Place all ingredients into mixing bowl and mix 12 sec/speed 6, then knead 50 sec/.
Transfer gingerbread mixture onto a lightly floured ThermoMat or work surface and shape into a smooth ball. Transfer mixture into a bowl, cover with plastic wrap and place into refrigerator for 30 minutes to chill.
Place chilled gingerbread mixture between two sheets of baking paper and roll out to a 4mm thickness. Remove top layer of baking paper, then using a cookie cutter, cut out desired shapes (e.g. gingerbread people, stars, hearts, Christmas trees).

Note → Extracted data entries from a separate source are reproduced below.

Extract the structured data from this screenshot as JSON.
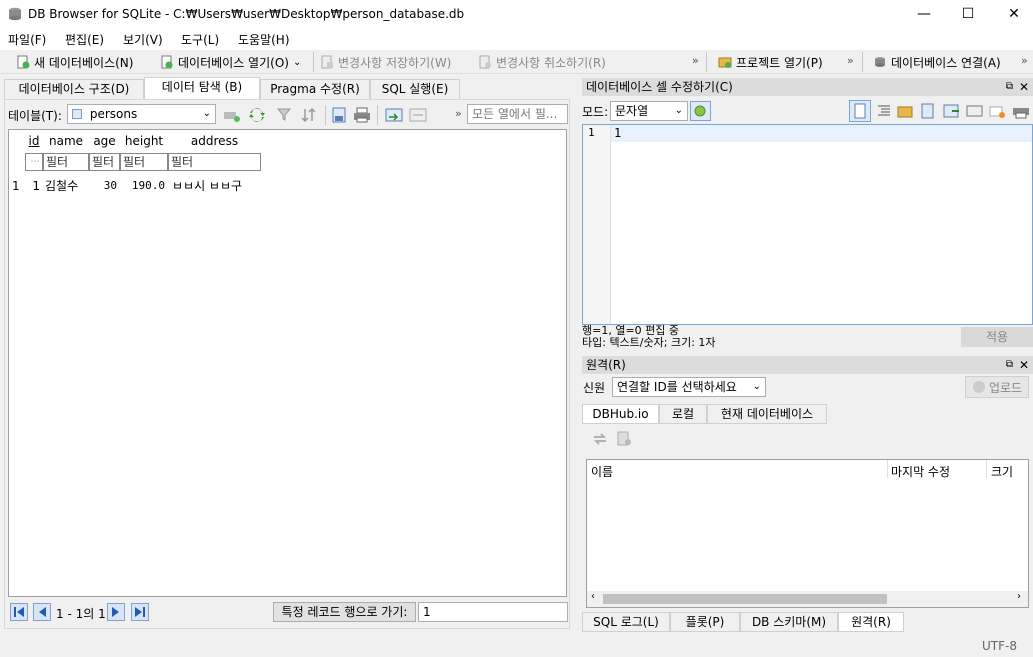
{
  "window": {
    "title": "DB Browser for SQLite - C:₩Users₩user₩Desktop₩person_database.db",
    "minimize": "—",
    "maximize": "☐",
    "close": "✕"
  },
  "menu": [
    "파일(F)",
    "편집(E)",
    "보기(V)",
    "도구(L)",
    "도움말(H)"
  ],
  "toolbar": {
    "new_db": "새 데이터베이스(N)",
    "open_db": "데이터베이스 열기(O)",
    "write_changes": "변경사항 저장하기(W)",
    "revert_changes": "변경사항 취소하기(R)",
    "open_project": "프로젝트 열기(P)",
    "attach_db": "데이터베이스 연결(A)",
    "more": "»"
  },
  "left_tabs": [
    "데이터베이스 구조(D)",
    "데이터 탐색 (B)",
    "Pragma 수정(R)",
    "SQL 실행(E)"
  ],
  "browse": {
    "table_label": "테이블(T):",
    "table_value": "persons",
    "filter_all_placeholder": "모든 열에서 필...",
    "columns": [
      "id",
      "name",
      "age",
      "height",
      "address"
    ],
    "filter_placeholder": "필터",
    "rows": [
      {
        "rownum": "1",
        "id": "1",
        "name": "김철수",
        "age": "30",
        "height": "190.0",
        "address": "ㅂㅂ시 ㅂㅂ구"
      }
    ],
    "page_info": "1 - 1의 1",
    "goto_button": "특정 레코드 행으로 가기:",
    "goto_value": "1"
  },
  "edit_cell": {
    "title": "데이터베이스 셀 수정하기(C)",
    "mode_label": "모드:",
    "mode_value": "문자열",
    "line_number": "1",
    "content": "1",
    "status_line1": "행=1, 열=0 편집 중",
    "status_line2": "타입: 텍스트/숫자; 크기: 1자",
    "apply_button": "적용"
  },
  "remote": {
    "title": "원격(R)",
    "identity_label": "신원",
    "identity_value": "연결할 ID를 선택하세요",
    "upload_button": "업로드",
    "tabs": [
      "DBHub.io",
      "로컬",
      "현재 데이터베이스"
    ],
    "columns": [
      "이름",
      "마지막 수정",
      "크기"
    ]
  },
  "bottom_tabs": [
    "SQL 로그(L)",
    "플롯(P)",
    "DB 스키마(M)",
    "원격(R)"
  ],
  "statusbar": {
    "encoding": "UTF-8"
  },
  "colors": {
    "accent": "#3c7fb1",
    "selected_row_highlight": "#e8f2fe",
    "nav_button": "#d8e4f8"
  }
}
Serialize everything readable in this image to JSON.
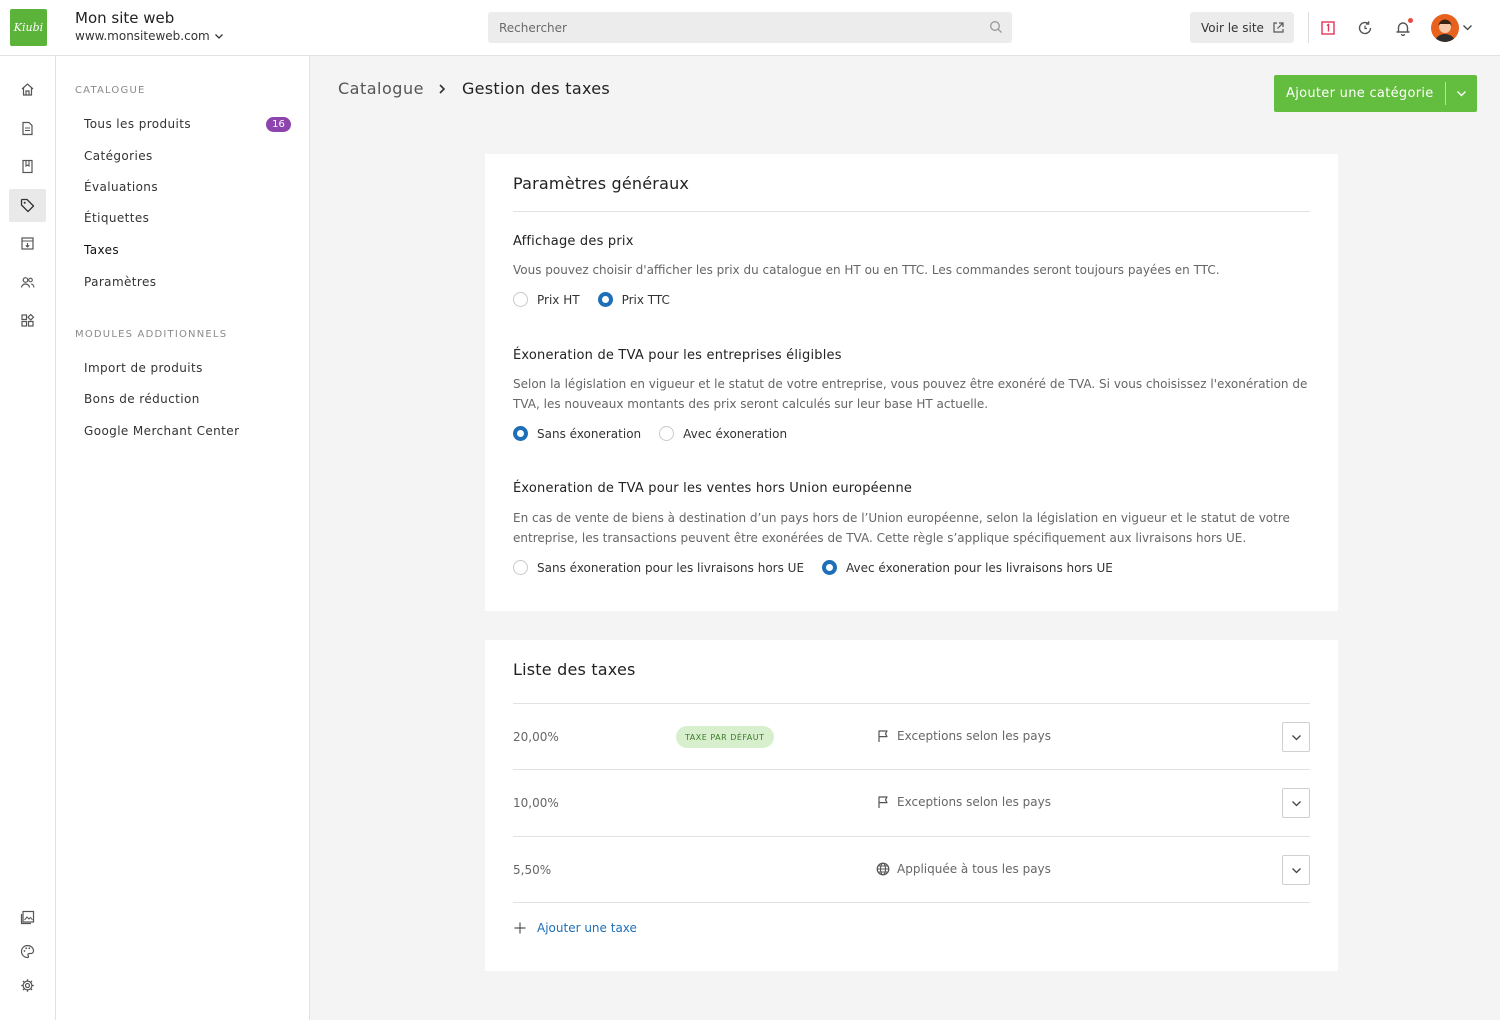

Place gingerbread shapes onto prepared baking tray and bake for 10 minutes (180°C) until lightly golden. Allow to cool slightly, then transfer to a wire rack and allow to cool completely. Decorate shapes as desired, then serve or store in an airtight container.
This recipe produces approximately 12-18 gingerbread biscuits. This number could vary depending on the size and shape of your cookie cutter.
- To decorate, use the Royal icing recipe in The Basic Cookbook or Everyday Cookbook.
- If using the gingerbread for decorating your Christmas tree, use a drinking straw to punch a hole at the top of the biscuit prior to baking so a ribbon can be threaded through for hanging once cooled.